De vez en cuando nos quedábamos en casas con calefacción y recibíamos suficiente comida. Pero por lo general, lo único que teníamos para comer era mijo, y dormíamos en fríos edificios abandonados. Muchas de las personas de nuestro grupo murieron debido a las malas condiciones y la desnutrición. Me angustiaba ver a mis niños sufriendo. Para colmo, el invierno empezó temprano en Corea del Norte. Recuerdo pasar toda la noche junto al fuego calentando piedras para ponerlas debajo de donde mis hijos dormían.
Cuando pasó el invierno, algunos aldeanos nos enseñaron a identificar las plantas comestibles. Buscábamos por todos lados vegetales, frambuesas, uvas y setas. En vez de odiarnos, aquellas personas sentían lástima por nosotros. Para tener algo más que echarnos a la boca, aprendí a atrapar ranas. Me partía el corazón que mis muchachos me estuvieran pidiendo ranas a cada rato.
Cierto octubre se nos dijo que teníamos que ir a Manp’o y que los enfermos y los niños pequeños serían transportados en carretas de bueyes. Ivan y Olya se fueron a pie con los demás. Yo me quedé con Kolya y Zhora esperando las carretas, pero tardaron días en llegar.
Las carretas se llenaron de enfermos, que iban apilados como si fueran costales. ¡Era espantoso! Coloqué al pequeño Zhora en mi espalda y traté de poner a Kolya en la esquina de una de las carretas, pero él me dijo llorando: “Mamá, mamá, quiero irme contigo. Por favor, no me dejes”.

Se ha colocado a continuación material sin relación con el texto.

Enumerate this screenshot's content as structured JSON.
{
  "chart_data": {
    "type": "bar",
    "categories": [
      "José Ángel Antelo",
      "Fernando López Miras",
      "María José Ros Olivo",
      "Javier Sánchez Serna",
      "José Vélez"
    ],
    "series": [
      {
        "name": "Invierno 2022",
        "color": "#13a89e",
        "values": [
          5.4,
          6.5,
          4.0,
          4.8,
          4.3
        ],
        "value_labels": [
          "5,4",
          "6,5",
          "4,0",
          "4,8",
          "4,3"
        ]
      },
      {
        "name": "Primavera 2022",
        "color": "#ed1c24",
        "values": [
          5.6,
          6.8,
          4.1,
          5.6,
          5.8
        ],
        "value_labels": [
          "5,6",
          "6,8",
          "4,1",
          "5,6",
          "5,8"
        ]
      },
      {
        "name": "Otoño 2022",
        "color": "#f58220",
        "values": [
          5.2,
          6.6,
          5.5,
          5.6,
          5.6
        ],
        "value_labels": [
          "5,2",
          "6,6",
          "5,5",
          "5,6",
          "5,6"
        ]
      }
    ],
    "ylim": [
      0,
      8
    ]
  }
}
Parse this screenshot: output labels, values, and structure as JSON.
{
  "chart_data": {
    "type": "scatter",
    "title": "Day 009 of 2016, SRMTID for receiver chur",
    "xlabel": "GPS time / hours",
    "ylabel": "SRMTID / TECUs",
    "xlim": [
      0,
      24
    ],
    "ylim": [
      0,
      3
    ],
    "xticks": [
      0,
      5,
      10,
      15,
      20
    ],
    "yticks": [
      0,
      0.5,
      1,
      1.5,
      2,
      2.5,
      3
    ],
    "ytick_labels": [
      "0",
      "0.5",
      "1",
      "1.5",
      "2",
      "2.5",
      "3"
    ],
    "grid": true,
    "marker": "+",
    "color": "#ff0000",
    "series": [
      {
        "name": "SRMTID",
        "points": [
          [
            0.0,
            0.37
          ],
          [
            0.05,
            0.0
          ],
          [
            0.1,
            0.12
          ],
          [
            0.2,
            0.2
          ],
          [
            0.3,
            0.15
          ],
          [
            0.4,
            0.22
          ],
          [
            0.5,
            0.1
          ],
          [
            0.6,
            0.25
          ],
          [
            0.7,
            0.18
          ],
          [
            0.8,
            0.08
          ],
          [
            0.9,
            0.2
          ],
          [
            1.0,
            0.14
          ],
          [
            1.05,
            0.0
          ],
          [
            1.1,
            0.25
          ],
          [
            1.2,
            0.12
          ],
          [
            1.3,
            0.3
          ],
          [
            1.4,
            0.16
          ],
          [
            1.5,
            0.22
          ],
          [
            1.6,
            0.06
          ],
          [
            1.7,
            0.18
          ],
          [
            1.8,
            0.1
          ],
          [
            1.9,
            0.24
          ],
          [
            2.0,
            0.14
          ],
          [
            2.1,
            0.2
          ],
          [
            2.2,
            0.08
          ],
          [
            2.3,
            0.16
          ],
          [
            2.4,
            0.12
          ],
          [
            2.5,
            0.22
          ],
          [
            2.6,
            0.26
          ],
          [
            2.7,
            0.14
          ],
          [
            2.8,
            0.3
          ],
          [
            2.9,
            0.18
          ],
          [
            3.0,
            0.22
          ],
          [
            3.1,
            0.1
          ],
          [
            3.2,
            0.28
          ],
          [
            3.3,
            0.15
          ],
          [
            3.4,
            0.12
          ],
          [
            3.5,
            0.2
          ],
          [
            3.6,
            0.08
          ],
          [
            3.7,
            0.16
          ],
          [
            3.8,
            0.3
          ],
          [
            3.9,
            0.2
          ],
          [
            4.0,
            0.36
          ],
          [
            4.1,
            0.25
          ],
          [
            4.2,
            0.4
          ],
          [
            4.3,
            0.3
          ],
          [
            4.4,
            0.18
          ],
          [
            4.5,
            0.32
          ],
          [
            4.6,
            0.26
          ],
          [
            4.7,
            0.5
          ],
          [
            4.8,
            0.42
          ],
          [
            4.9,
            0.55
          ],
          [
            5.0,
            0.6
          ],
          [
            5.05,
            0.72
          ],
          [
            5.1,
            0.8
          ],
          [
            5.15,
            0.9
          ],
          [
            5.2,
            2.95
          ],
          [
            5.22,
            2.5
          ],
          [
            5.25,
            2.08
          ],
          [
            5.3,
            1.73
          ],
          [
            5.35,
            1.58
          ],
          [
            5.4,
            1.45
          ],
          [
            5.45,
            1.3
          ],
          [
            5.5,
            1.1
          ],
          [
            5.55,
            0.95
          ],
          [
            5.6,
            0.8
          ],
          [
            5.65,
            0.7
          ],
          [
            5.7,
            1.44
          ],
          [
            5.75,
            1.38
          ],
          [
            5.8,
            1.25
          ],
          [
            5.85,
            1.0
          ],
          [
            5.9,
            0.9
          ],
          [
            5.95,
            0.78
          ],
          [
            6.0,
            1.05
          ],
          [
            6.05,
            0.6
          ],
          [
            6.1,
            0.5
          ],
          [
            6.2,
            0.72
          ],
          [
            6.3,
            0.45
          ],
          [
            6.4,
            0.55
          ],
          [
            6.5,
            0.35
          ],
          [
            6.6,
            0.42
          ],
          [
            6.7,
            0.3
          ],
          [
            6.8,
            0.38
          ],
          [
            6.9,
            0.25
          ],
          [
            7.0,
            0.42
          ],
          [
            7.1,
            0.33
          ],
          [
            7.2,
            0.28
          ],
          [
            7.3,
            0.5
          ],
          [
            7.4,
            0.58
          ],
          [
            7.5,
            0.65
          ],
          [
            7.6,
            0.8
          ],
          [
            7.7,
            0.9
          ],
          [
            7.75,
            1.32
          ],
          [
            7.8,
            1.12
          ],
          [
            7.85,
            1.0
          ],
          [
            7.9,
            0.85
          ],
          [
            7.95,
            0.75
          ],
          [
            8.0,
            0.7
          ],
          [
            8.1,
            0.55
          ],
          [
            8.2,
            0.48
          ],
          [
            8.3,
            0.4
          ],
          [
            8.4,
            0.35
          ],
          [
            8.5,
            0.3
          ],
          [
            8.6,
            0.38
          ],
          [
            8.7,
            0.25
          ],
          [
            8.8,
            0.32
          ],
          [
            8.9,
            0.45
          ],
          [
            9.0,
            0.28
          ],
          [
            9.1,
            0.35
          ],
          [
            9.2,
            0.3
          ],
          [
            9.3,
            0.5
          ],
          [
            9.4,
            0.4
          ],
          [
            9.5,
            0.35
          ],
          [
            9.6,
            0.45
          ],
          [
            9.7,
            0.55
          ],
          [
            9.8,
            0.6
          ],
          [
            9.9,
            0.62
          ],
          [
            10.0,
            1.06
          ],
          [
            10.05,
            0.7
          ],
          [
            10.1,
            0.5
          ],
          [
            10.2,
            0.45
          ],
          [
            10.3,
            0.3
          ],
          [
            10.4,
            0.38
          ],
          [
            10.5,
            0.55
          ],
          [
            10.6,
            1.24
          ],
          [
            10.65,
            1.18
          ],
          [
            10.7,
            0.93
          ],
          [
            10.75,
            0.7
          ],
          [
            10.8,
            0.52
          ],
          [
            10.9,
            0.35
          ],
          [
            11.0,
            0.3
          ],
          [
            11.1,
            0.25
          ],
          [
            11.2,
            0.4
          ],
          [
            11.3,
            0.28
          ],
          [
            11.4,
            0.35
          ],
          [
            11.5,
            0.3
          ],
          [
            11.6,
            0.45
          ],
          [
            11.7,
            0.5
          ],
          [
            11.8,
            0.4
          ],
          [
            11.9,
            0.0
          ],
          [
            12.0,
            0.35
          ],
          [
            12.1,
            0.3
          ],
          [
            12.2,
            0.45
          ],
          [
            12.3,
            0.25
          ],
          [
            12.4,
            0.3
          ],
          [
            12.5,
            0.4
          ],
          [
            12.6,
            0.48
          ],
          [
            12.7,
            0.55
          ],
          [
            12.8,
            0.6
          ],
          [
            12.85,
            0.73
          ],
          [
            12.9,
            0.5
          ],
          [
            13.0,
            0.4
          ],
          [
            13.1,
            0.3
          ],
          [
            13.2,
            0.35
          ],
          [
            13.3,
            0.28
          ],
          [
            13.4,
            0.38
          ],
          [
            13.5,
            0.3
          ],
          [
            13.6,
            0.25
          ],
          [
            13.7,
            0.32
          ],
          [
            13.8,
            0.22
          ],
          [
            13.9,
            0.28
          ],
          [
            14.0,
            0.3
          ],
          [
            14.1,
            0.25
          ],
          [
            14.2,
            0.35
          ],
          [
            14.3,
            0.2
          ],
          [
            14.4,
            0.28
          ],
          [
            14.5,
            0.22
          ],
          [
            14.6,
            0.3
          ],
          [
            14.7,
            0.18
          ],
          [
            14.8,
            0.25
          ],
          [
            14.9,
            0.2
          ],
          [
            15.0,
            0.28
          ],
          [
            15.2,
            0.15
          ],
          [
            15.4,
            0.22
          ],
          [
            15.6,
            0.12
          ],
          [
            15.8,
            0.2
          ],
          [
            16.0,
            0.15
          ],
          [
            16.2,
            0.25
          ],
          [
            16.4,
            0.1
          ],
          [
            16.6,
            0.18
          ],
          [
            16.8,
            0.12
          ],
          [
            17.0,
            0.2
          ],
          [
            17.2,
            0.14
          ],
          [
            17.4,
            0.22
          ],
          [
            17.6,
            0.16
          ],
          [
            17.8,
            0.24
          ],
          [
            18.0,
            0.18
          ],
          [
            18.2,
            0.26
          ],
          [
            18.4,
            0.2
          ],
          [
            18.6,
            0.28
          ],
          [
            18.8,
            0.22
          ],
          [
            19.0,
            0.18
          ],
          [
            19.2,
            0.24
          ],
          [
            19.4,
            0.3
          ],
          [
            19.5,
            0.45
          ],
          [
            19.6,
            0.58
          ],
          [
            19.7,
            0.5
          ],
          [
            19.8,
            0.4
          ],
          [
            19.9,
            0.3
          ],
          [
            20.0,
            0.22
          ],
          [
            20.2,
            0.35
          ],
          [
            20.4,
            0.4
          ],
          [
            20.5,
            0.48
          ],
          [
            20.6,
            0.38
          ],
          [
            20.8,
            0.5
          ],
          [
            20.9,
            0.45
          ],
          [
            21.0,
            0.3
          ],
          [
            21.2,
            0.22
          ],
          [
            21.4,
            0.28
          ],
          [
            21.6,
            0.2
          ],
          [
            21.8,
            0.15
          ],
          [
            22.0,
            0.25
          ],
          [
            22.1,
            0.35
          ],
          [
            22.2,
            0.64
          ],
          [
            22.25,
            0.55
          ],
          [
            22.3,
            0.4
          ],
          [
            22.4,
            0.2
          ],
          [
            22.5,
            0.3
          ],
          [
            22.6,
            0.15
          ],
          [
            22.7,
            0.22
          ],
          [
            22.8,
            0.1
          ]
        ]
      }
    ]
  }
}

Entonces, agarró con su manita mi falda y se esforzó por mantener el paso. A muchos de los prisioneros les dispararon durante esta infame marcha que duró días. Las bandadas de cuervos que nos iban siguiendo picoteaban los cadáveres que quedaban atrás. Por fin, entre lágrimas y abrazos, nos reunimos con mi esposo y mi hija. Esa noche, me quedé despierta calentando piedras. ¡Qué tranquilidad sentí cuando pude ponerlas debajo de cada uno de mis hijos!
En 1953, cuando estábamos cerca del paralelo 38 que divide las dos Coreas, nos fue un poco mejor. Recibimos uniformes limpios, zapatos, pan y hasta dulces. Pronto, los prisioneros británicos fueron liberados. Luego, los franceses. Pero nosotros no teníamos nacionalidad. Cuando los últimos prisioneros se fueron, nos quedamos solos. Lloramos de desesperación y ni siquiera queríamos comer. Fue entonces cuando un guardia coreano dijo las hirientes palabras que están al principio de esta historia.